The poem lays bare the fundamental mistake made by both Evans and Kooser, Barr, and Gioia: the folly of opposing the poetry establishment of corporate donors and the Bush administration with the poetry establishment of the universities and literary magazines.
It's a petty epiphany poem, no different from the ones MFA programs are churning out by the thesis. A little less au courant, maybe a little less technically proficient--maybe--but no less invested in the belief that art should be made from mundane observations of quotidian moments. The American Life in Poetry project promotes that belief with a monotony that would humble even the most formulaic workshop. And while the academic and literary poets produce more sophisticated work, their careers are supported by the ranks of graduate students enrolling in workshops that encourage them to craft the kind of muted observations that would delight our mushroom-loving former poet laureate.
Evans offers an astute, scathing analysis of the reactionary ideology and patronizing aesthetic of the "MBA poets," and, to be honest, they probably land some solid hits on the MFA programs. But when it comes to evaluating their own side they're both mouthing the same pseudo-radical rhetoric, circling each other warily, unaware that they're shackled together at the ankles.

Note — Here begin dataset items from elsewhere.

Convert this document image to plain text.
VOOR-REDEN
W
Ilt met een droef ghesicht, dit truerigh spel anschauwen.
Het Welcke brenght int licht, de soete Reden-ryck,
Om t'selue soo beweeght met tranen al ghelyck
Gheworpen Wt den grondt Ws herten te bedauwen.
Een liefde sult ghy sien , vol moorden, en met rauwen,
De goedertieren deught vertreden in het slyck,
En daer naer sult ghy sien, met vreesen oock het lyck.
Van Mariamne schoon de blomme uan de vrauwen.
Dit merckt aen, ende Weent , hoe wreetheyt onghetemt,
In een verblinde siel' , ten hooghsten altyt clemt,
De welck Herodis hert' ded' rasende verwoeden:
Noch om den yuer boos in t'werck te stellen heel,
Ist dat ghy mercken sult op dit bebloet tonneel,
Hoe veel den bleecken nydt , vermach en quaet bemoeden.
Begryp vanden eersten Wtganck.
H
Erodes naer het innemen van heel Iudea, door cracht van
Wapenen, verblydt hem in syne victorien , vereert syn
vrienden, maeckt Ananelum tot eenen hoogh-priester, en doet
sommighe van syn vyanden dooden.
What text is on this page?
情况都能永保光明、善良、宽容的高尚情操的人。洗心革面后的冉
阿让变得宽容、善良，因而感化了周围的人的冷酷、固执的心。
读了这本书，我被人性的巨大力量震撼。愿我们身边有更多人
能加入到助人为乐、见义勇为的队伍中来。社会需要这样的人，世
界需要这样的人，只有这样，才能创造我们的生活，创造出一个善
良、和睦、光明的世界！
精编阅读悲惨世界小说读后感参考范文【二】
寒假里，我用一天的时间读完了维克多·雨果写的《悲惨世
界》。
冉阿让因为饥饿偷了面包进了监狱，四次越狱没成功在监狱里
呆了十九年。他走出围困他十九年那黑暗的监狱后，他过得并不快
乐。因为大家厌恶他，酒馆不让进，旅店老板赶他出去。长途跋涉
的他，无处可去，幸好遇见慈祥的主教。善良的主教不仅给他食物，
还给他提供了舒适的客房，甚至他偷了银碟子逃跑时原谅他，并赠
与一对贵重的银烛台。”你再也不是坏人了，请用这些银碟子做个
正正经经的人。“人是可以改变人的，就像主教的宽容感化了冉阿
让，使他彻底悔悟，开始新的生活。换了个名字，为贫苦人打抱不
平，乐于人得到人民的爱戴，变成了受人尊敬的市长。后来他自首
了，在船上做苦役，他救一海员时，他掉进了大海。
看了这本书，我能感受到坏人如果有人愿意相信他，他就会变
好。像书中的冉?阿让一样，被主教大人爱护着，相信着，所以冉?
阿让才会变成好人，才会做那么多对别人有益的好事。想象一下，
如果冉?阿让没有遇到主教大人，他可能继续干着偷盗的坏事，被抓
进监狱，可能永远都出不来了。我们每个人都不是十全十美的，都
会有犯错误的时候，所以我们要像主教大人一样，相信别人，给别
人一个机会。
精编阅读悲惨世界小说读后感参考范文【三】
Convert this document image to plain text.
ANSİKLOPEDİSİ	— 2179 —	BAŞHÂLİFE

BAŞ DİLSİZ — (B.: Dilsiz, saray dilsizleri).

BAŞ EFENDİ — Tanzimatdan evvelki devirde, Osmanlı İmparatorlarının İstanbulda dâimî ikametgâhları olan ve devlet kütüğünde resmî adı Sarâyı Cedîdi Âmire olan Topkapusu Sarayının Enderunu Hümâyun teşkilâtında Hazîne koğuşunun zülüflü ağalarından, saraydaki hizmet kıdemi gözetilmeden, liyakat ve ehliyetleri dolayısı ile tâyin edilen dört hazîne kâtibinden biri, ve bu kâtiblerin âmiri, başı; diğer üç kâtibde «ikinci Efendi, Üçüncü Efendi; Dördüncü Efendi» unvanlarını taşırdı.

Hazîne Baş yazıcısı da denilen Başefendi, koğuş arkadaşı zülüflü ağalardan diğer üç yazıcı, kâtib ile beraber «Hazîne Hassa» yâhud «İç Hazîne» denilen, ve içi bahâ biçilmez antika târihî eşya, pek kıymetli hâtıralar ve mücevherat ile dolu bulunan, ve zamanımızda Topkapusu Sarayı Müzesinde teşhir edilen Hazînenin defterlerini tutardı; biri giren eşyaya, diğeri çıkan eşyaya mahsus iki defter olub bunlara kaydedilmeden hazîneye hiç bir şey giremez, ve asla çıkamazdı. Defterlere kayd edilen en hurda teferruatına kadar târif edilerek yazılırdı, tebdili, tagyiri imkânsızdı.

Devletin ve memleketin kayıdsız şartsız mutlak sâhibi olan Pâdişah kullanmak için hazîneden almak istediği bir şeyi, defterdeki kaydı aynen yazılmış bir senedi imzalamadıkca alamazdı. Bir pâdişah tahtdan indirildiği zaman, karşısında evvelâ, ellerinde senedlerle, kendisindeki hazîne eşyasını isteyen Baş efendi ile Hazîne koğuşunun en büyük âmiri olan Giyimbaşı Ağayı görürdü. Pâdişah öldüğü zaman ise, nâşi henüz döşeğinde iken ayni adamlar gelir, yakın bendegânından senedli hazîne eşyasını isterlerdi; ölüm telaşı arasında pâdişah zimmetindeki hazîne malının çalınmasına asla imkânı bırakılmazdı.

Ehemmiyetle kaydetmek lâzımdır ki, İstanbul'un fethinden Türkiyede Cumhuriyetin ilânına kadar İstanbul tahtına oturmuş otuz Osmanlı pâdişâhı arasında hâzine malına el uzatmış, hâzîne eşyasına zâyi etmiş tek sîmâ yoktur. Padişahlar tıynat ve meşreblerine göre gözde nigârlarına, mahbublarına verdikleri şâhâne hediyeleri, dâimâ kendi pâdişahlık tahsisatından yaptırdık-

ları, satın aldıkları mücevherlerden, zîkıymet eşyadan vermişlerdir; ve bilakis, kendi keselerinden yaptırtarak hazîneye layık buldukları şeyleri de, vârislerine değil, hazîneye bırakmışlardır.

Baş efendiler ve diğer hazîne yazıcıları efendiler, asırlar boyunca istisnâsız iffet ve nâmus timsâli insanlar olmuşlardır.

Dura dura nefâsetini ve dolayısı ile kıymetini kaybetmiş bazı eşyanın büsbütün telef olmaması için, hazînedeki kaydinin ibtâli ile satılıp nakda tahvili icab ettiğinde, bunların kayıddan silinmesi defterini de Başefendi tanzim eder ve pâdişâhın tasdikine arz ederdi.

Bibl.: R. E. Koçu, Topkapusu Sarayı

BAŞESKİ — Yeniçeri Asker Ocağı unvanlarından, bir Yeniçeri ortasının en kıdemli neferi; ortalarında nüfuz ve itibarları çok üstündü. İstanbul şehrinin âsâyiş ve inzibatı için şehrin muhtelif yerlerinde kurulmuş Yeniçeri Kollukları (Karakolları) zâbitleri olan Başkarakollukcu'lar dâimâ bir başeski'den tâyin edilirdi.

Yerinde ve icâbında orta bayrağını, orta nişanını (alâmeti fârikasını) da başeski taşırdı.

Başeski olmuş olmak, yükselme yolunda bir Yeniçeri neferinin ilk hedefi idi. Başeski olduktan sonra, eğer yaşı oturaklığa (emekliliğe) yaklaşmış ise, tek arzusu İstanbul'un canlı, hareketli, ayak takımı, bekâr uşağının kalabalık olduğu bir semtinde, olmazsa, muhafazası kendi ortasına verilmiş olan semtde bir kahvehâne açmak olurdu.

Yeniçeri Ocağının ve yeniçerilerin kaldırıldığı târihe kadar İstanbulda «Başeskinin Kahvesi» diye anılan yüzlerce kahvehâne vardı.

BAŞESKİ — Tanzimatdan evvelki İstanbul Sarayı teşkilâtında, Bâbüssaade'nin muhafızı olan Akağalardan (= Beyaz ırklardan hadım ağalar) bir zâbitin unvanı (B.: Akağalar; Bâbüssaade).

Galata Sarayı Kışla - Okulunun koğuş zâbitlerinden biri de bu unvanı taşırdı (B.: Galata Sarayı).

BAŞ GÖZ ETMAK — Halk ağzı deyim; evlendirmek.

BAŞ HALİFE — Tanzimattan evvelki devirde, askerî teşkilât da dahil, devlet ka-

Ah, the MFA program. I don't miss it.
Posted by: Matt Rossi | March 17, 2007 at 12:26 PM
They're soft targets, I know, but I couldn't believe The Baffler was promoting them as besieged radicals. The enemy of your enemy is not always your friend.
Posted by: Marc | March 17, 2007 at 04:11 PM
Worst thing about that mushroom poem: it's already been written twice, in that same short line, once by Sylvia Plath and once by Derek Mahon. Each iteration a little less good than the last, and the first one is far from Plath's best.